- Born: 16 April 1899 Hoole, Chester, England
- Died: 21 June 1955 (aged 56) Dallas, Texas, U.S.
- Allegiance: United Kingdom
- Branch: British Army (Royal Flying Corps) Royal Air Force
- Service years: 1917–1919
- Rank: Captain
- Unit: No. 3 Squadron RAF
- Conflicts: First World War • Western Front
- Awards: Distinguished Flying Cross

= David Hughes (RAF officer) =

British First World War flying ace

Captain David James Hughes (16 April 1899 – 21 June 1955) was a Welsh First World War flying ace credited with five aerial victories.

Hughes was born in Hoole, Chester, to Welsh parents James Hughes, a draper from Bryneglwys, and Catherine Griffith from Caernarfon.

==Military service==
Hughes was commissioned into the Royal Flying Corps as a temporary second lieutenant (on probation) on the General List on 12 August 1917, and was confirmed in his rank on 30 October.

After completing his pilot's training, Hughes became an instructor for a while. He was then assigned to No. 3 Squadron to fly a Sopwith Camel. He ran up a total of two enemy aircraft destroyed, two driven down out of control, and one captured, between 8 August and 23 October 1918.
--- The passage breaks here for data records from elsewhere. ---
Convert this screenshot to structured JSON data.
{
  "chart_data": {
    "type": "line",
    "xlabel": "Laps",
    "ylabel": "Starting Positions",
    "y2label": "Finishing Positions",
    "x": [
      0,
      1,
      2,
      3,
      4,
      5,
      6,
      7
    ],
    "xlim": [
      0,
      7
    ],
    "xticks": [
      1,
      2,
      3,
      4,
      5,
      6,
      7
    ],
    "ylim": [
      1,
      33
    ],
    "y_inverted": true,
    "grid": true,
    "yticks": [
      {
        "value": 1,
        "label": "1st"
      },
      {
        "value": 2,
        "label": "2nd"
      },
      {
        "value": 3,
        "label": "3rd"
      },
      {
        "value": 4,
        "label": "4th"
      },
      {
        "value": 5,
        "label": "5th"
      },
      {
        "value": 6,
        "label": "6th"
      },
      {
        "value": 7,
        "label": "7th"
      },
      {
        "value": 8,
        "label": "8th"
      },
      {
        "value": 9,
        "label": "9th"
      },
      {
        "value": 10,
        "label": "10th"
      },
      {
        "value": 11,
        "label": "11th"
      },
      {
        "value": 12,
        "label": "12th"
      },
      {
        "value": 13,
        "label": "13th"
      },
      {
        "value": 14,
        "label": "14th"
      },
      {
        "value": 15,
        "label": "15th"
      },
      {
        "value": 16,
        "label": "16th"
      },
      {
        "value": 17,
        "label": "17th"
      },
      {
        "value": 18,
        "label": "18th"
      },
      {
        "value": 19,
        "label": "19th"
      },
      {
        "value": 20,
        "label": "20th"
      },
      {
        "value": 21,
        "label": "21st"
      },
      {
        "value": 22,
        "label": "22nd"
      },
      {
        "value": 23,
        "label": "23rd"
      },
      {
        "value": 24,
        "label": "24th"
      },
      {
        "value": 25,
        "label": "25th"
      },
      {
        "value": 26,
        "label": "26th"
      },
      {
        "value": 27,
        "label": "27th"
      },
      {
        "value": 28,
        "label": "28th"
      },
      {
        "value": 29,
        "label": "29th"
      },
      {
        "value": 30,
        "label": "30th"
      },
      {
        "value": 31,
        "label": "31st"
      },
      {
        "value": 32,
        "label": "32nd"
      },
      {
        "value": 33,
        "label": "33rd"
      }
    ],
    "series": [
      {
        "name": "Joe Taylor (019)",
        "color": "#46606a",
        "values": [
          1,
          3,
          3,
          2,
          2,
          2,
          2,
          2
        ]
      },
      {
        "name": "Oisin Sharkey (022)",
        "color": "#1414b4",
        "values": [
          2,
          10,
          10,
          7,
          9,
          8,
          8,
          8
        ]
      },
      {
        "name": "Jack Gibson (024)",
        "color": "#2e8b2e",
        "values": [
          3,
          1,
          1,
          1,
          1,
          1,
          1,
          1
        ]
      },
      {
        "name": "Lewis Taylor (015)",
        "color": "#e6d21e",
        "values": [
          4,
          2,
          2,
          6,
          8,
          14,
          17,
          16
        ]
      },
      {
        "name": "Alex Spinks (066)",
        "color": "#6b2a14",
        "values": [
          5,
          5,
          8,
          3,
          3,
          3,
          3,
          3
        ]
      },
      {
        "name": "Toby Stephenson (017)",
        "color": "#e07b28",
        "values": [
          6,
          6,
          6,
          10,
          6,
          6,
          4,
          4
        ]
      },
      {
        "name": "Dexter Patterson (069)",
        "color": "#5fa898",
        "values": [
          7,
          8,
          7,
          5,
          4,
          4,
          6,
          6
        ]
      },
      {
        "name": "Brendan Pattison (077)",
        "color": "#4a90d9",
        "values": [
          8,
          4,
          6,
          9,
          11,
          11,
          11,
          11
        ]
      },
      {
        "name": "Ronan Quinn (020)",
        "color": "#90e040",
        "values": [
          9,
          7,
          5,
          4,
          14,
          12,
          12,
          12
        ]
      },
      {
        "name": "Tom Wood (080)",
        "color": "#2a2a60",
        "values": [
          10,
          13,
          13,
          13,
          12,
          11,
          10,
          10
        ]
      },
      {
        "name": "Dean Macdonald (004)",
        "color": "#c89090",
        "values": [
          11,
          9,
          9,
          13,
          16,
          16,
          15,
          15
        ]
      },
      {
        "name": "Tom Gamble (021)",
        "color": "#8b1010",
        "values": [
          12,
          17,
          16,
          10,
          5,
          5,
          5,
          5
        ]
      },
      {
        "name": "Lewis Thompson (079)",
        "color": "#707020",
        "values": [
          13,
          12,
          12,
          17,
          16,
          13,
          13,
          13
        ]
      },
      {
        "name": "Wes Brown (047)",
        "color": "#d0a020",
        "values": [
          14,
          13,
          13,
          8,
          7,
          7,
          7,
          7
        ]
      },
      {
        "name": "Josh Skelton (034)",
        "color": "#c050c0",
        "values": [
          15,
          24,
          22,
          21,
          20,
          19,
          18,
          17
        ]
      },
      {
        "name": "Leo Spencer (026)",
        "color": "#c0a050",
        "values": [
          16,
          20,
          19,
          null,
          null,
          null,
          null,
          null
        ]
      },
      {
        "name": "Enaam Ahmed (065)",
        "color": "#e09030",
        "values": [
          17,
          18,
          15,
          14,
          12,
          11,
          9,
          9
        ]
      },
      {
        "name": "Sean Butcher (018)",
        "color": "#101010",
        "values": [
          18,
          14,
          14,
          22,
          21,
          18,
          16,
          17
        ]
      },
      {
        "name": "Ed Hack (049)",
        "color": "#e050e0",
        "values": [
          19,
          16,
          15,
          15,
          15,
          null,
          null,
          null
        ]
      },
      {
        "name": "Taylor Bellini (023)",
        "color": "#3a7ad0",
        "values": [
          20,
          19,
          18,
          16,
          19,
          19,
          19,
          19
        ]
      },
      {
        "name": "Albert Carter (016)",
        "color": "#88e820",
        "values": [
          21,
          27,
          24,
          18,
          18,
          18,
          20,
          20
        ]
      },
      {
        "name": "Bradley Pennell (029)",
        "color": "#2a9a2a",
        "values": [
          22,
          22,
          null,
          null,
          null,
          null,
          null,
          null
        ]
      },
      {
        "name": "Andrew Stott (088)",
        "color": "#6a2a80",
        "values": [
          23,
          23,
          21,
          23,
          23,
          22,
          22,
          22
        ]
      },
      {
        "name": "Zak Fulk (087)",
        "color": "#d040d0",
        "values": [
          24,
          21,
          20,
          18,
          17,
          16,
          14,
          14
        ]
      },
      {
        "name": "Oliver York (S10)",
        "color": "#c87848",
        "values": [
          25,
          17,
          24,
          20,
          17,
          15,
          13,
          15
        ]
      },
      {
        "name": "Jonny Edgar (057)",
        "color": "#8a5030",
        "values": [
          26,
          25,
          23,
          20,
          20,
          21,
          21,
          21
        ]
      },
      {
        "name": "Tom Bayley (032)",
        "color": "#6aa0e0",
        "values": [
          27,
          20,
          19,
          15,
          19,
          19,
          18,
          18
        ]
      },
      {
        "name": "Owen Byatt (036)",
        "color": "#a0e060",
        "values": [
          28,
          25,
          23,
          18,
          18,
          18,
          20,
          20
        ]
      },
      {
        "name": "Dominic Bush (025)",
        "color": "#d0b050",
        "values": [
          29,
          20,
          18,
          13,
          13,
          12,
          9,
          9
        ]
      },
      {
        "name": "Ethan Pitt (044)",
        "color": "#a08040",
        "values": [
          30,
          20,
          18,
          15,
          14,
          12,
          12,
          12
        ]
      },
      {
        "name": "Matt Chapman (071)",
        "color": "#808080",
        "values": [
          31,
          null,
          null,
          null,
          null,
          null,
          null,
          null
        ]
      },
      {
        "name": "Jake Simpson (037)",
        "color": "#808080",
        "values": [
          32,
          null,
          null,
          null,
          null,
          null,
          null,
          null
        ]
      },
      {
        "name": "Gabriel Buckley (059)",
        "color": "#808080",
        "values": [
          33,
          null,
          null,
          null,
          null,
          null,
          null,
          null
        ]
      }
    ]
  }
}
His award of the Distinguished Flying Cross was gazetted in November 1918, his citation reading:
Lieutenant David James Hughes.
"A gallant and skilful officer. On 4th September his patrol was attacked by eight Fokker biplanes. Proceeding to the assistance of one of our machines that was in difficulties, Lieut. Hughes was himself attacked by two enemy aeroplanes and driven down, to 4,000 feet, his petrol and oil tanks being shot through. By skilful manoeuvring he regained our lines, pursued by one of the enemy, which, at 2,000 feet, he engaged, bringing it down in our lines."

Hughes left the RAF, being transferred to the unemployed list, on 28 January 1919.

He immigrated to the United States in 1929, working as a cotton broker. He died in Dallas in 1955 of emphysema.